At this point we'd started from the Scion showroom, gone through long hallways to the Toyota showroom to talk with the sales guy in not-his-cubicle, gone back around to some other kind of space to talk with the finance guy, gone back along another way to the cashier's window, and gone briefly outside to examine the garage and verify that they did indeed have a garage and place where people waited. Ordinarily I have a fair sense of geography but at this point I didn't know where I was or where I wanted to go, but just to confuse things as the car guy started leading somewhere he handed me the keys, lots of keys. Two sets of remote-entry keys and one valet key, and he pointed out the little metal tab on one of the remote keys which contain the secret code for re-creating the key in case of need. He recommended I keep that in a secure place, and my father recommended I not give that set to my mother. There have been incidents.
Somewhere along the line my mother wandered away and I wasn't sure where she was anymore, but the car guy lead my father and I out front through the showroom part that was near the cashier's window. He also insisted on opening the door ahead of me and waiting, which they may well feel like they should do considering the flow of money here, but that has always left me feeling awkward. My inclination is to hold the door and let everyone else go through. This also resulted in my father almost walking into me, since he was expecting me not to pause. But we made our way safely out to the car corridor out front of the dealer where my car was sitting there, waiting, with pinstripes taped at either end (with the advice to leave the tape on for 24 hours) and a sign of congratulations taped in the windshield that I didn't have time to photograph myself before the car guy and my father took it down.

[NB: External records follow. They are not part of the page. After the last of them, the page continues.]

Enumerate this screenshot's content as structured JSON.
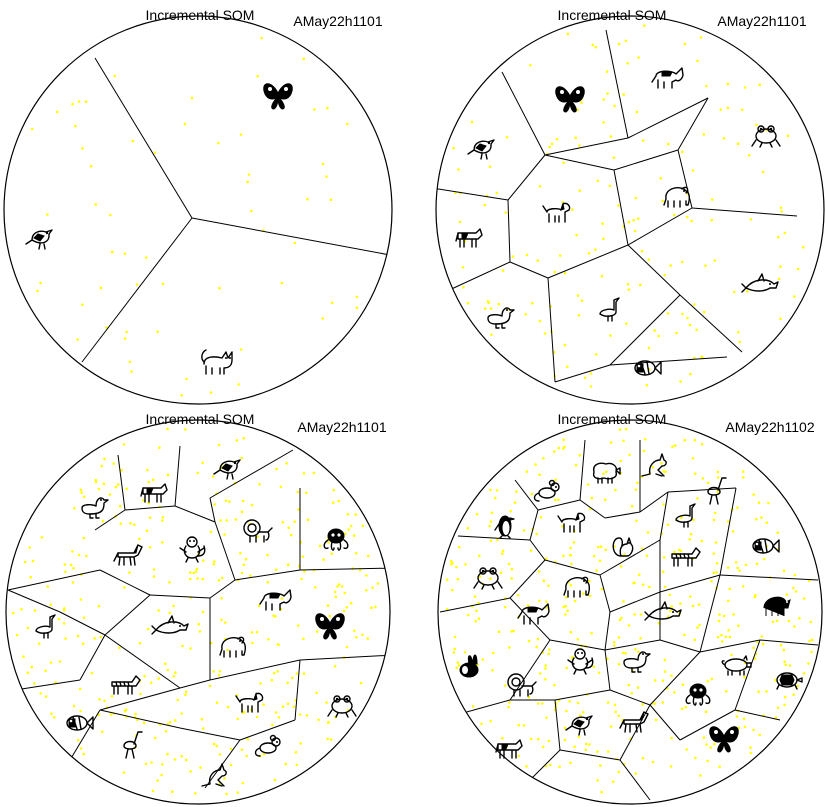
{
  "panels": [
    {
      "title": "Incremental SOM",
      "run_id": "AMay22h1101",
      "cells": [
        {
          "label": "butterfly",
          "icon": "butterfly-icon"
        },
        {
          "label": "bird",
          "icon": "bird-icon"
        },
        {
          "label": "cat",
          "icon": "cat-icon"
        }
      ]
    },
    {
      "title": "Incremental SOM",
      "run_id": "AMay22h1101",
      "cells": [
        {
          "label": "butterfly",
          "icon": "butterfly-icon"
        },
        {
          "label": "donkey",
          "icon": "donkey-icon"
        },
        {
          "label": "bird",
          "icon": "bird-icon"
        },
        {
          "label": "frog",
          "icon": "frog-icon"
        },
        {
          "label": "dog",
          "icon": "dog-icon"
        },
        {
          "label": "elephant",
          "icon": "elephant-icon"
        },
        {
          "label": "cow",
          "icon": "cow-icon"
        },
        {
          "label": "duck",
          "icon": "duck-icon"
        },
        {
          "label": "goose",
          "icon": "goose-icon"
        },
        {
          "label": "dolphin",
          "icon": "dolphin-icon"
        },
        {
          "label": "fish",
          "icon": "fish-icon"
        }
      ]
    },
    {
      "title": "Incremental SOM",
      "run_id": "AMay22h1101",
      "cells": [
        {
          "label": "bird",
          "icon": "bird-icon"
        },
        {
          "label": "cow",
          "icon": "cow-icon"
        },
        {
          "label": "duck",
          "icon": "duck-icon"
        },
        {
          "label": "horse",
          "icon": "horse-icon"
        },
        {
          "label": "monkey",
          "icon": "monkey-icon"
        },
        {
          "label": "lion",
          "icon": "lion-icon"
        },
        {
          "label": "octopus",
          "icon": "octopus-icon"
        },
        {
          "label": "goose",
          "icon": "goose-icon"
        },
        {
          "label": "dolphin",
          "icon": "dolphin-icon"
        },
        {
          "label": "donkey",
          "icon": "donkey-icon"
        },
        {
          "label": "butterfly",
          "icon": "butterfly-icon"
        },
        {
          "label": "zebra",
          "icon": "zebra-icon"
        },
        {
          "label": "elephant",
          "icon": "elephant-icon"
        },
        {
          "label": "dog",
          "icon": "dog-icon"
        },
        {
          "label": "frog",
          "icon": "frog-icon"
        },
        {
          "label": "fish",
          "icon": "fish-icon"
        },
        {
          "label": "ostrich",
          "icon": "ostrich-icon"
        },
        {
          "label": "mouse",
          "icon": "mouse-icon"
        },
        {
          "label": "kangaroo",
          "icon": "kangaroo-icon"
        }
      ]
    },
    {
      "title": "Incremental SOM",
      "run_id": "AMay22h1102",
      "cells": [
        {
          "label": "sheep",
          "icon": "sheep-icon"
        },
        {
          "label": "kangaroo",
          "icon": "kangaroo-icon"
        },
        {
          "label": "mouse",
          "icon": "mouse-icon"
        },
        {
          "label": "ostrich",
          "icon": "ostrich-icon"
        },
        {
          "label": "penguin",
          "icon": "penguin-icon"
        },
        {
          "label": "dog",
          "icon": "dog-icon"
        },
        {
          "label": "squirrel",
          "icon": "squirrel-icon"
        },
        {
          "label": "goose",
          "icon": "goose-icon"
        },
        {
          "label": "fish",
          "icon": "fish-icon"
        },
        {
          "label": "zebra",
          "icon": "zebra-icon"
        },
        {
          "label": "frog",
          "icon": "frog-icon"
        },
        {
          "label": "elephant",
          "icon": "elephant-icon"
        },
        {
          "label": "donkey",
          "icon": "donkey-icon"
        },
        {
          "label": "dolphin",
          "icon": "dolphin-icon"
        },
        {
          "label": "gorilla",
          "icon": "gorilla-icon"
        },
        {
          "label": "rabbit",
          "icon": "rabbit-icon"
        },
        {
          "label": "lion",
          "icon": "lion-icon"
        },
        {
          "label": "monkey",
          "icon": "monkey-icon"
        },
        {
          "label": "duck",
          "icon": "duck-icon"
        },
        {
          "label": "pig",
          "icon": "pig-icon"
        },
        {
          "label": "turtle",
          "icon": "turtle-icon"
        },
        {
          "label": "bird",
          "icon": "bird-icon"
        },
        {
          "label": "horse",
          "icon": "horse-icon"
        },
        {
          "label": "octopus",
          "icon": "octopus-icon"
        },
        {
          "label": "butterfly",
          "icon": "butterfly-icon"
        },
        {
          "label": "cow",
          "icon": "cow-icon"
        }
      ]
    }
  ],
  "colors": {
    "sample_dot": "#ffff00",
    "border": "#000000",
    "background": "#ffffff"
  }
}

My mother started taking pictures of me, though, walking around the car, and sitting in the seat for the first time since the test drive a whole eight miles earlier, when the odometer read eight. My father had decided to take the first ride along, as my mother had been along for my test drive, and I finally got my camera out enough to take a few pictures of myself in the seat of my own car, and backing out very carefully at the sales guy's direction so as not to hit the rows of cars on display there. It was time for my first drive in my new car.
Trivia: In 1969 the Chicago and North Western was the United States's only profitable commuter railroad. Source: The Go-Go Years, John Brooks.
Currently Reading: All On Fire: William Lloyd Garrison and the Abolition of Slavery, Henry Mayer.